Since the qualifying circumstance of treachery was not proved, in our view, the crime committed by appellant is not murder but only homicide. Under Article 249 of the Revised Penal Code, the applicable penalty for homicide is only reclusion temporal. As there is neither aggravating nor mitigating circumstance found by the trial court or shown after a review of the records, the penalty in this case shall be fixed at reclusion temporal in its medium period, which ranges from a minimum of 14 years, 8 months and 1 day to a maximum of 17 years and 4 months. Further applying the Indeterminate Sentence Law, the imposable penalty shall be within the range of prision mayor as a minimum to reclusion temporal in its medium period as the maximum. The range of prision mayor is from 6 years and 1 day to 12 years. The span of reclusion temporal, medium, is from 14 years, 8 months and 1 day to 17 years and 4 months. In addition to civil indemnity and actual damages, awarded by the trial court, the heirs of the victim are also entitled to P50,000 as moral damages without need of further proof, pursuant to current jurisprudence.
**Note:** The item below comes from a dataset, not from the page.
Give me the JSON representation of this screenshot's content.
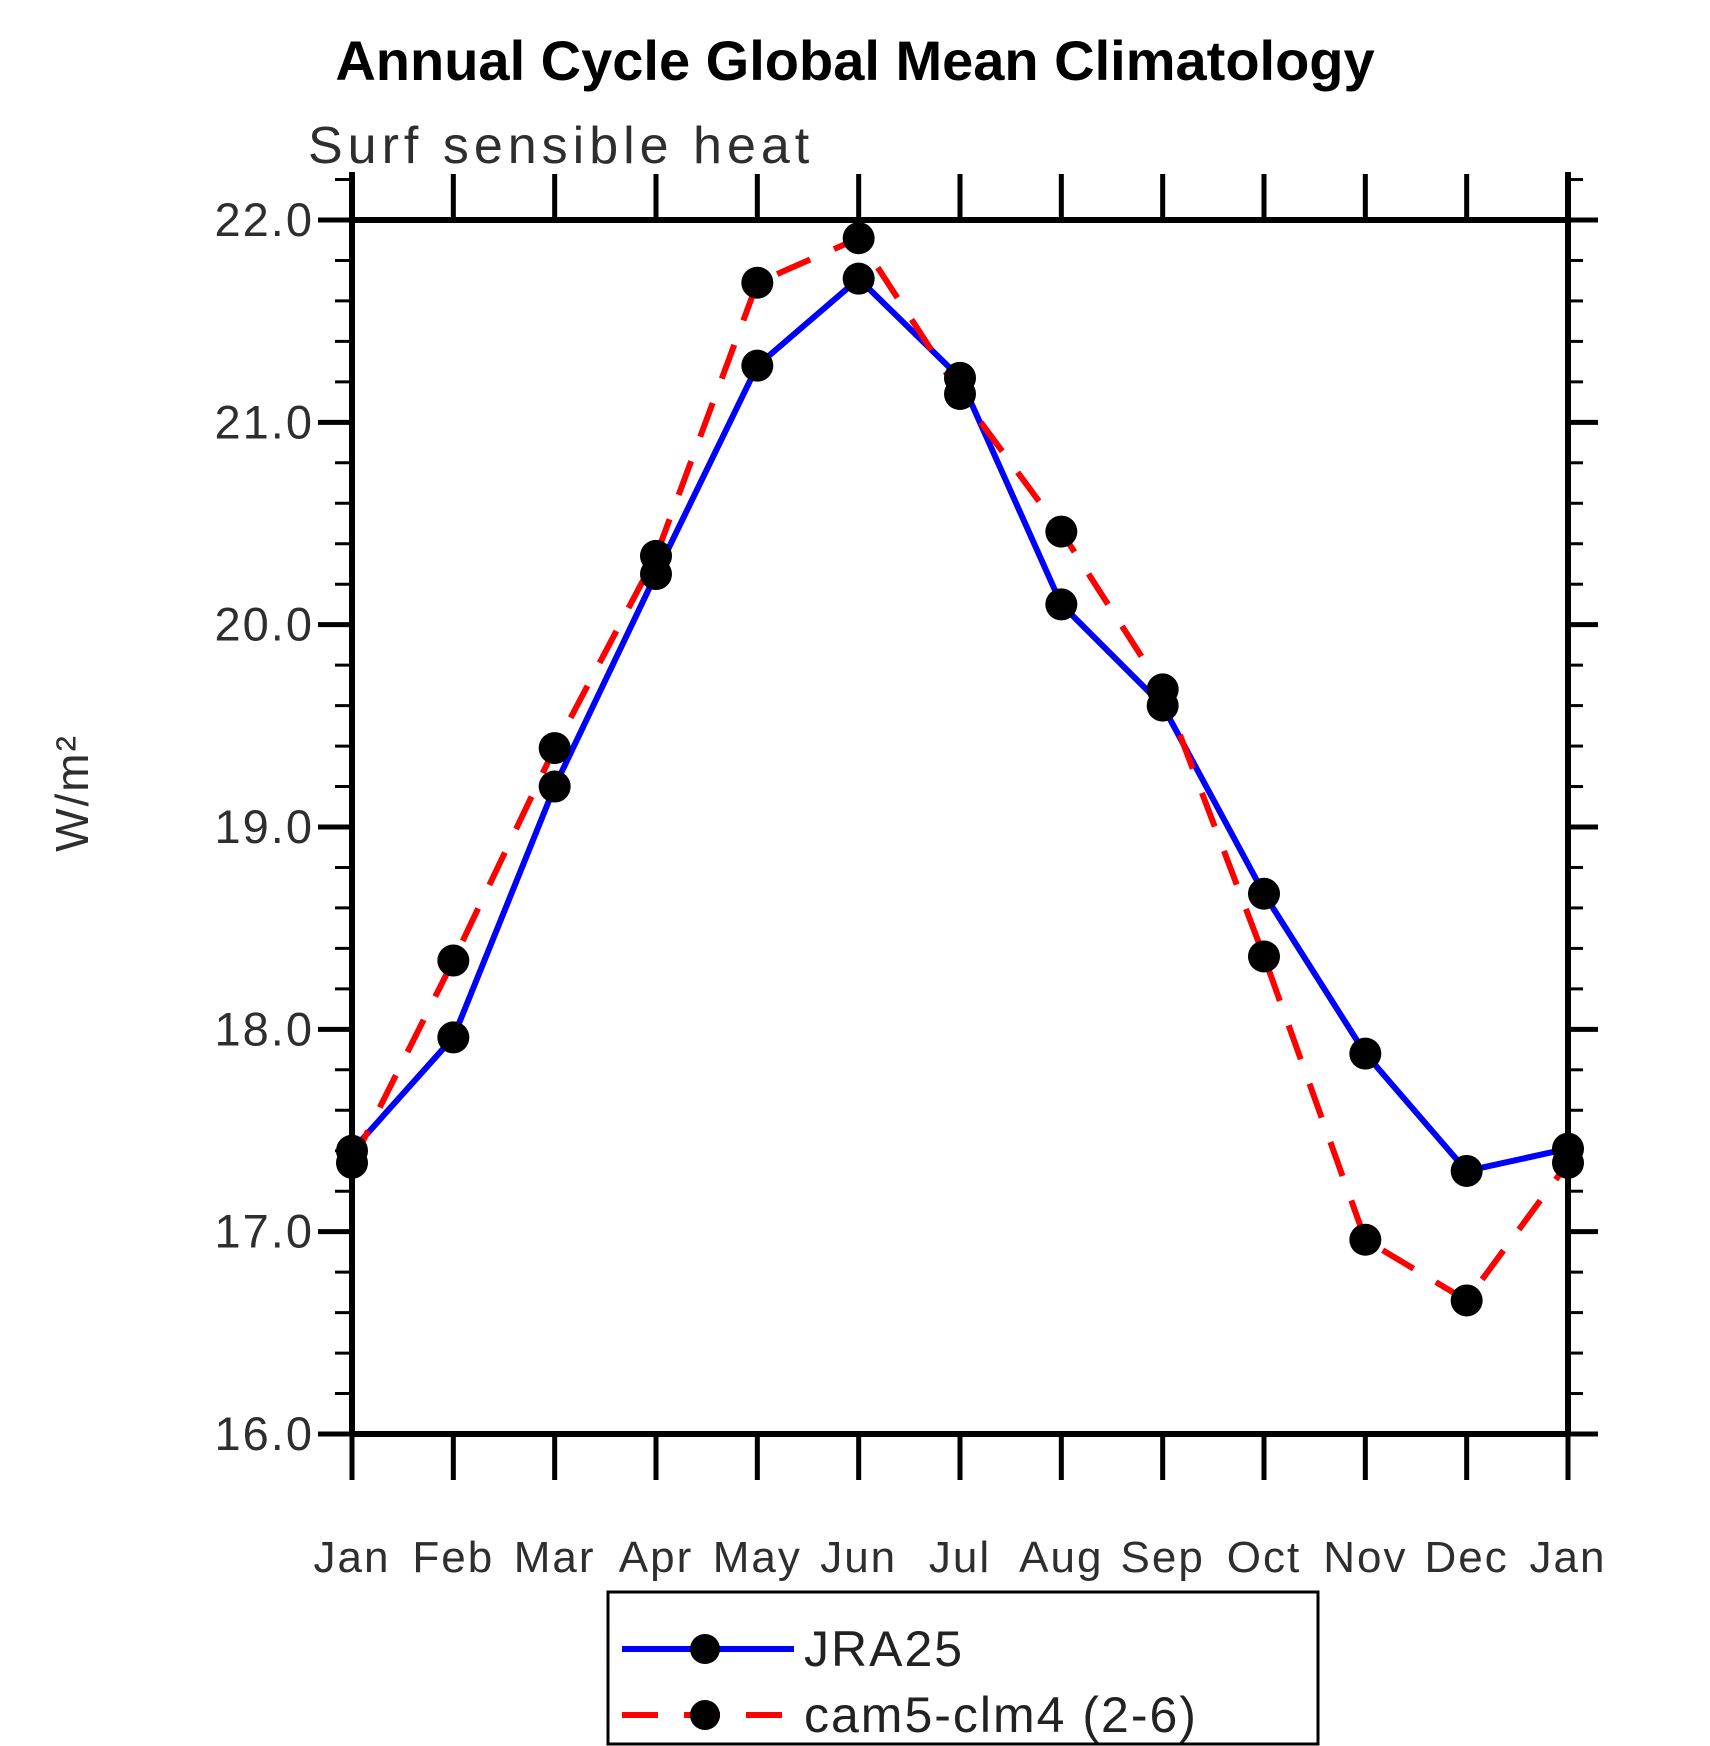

WHEREFORE, the assailed DECISION of the Regional Trial Court of Tarlac, Tarlac, Branch 65, in Criminal Case No. 8753, is MODIFIED. Appellant RESTITUTO CABACAN is found GUILTY of HOMICIDE, not murder. He is hereby sentenced to suffer a prison term of 10 years of prision mayor in its medium period, as minimum, to 17 years and 4 months of reclusion temporal in its medium period, as maximum, with accessory penalties provided by law, and to pay the heirs of the deceased Nestor Vibas the amounts of P50,000 as civil indemnity, another P50,000 as moral damages, and P25,000 as actual damages. No pronouncement as to costs.


Bellosillo, Acting C.J., (Chairman), Mendoza, and Corona, JJ., concur.

[1] Rollo, p. 23.
[2] Id. at 5.
[3] Id. at 17-19.
[4] TSN, January 7, 1997, p. 6; TSN, January 4, 1996, p. 3.
[5] TSN, August 29, 1996, p. 3.
[6] Rollo, p. 20
[7] Id. at 50.
[8] In her Sinumpaang Salaysay dated January 15, 1994, she signed as Mrs. Susana Vivas. See Records, p. 5.
[9] People vs. Quitlong, G.R. No. 121562, 292 SCRA 360, 382 (1998).
[10] See People vs. Navarro, G.R. No. 125538, 295 SCRA 139, 146 (1998).
[11] See People vs. Rivera, G.R. No. 101798, 221 SCRA 647 (1993).
[12] People vs. Academia, Jr., G.R. No. 129251, 307 SCRA 229, 234 (1999).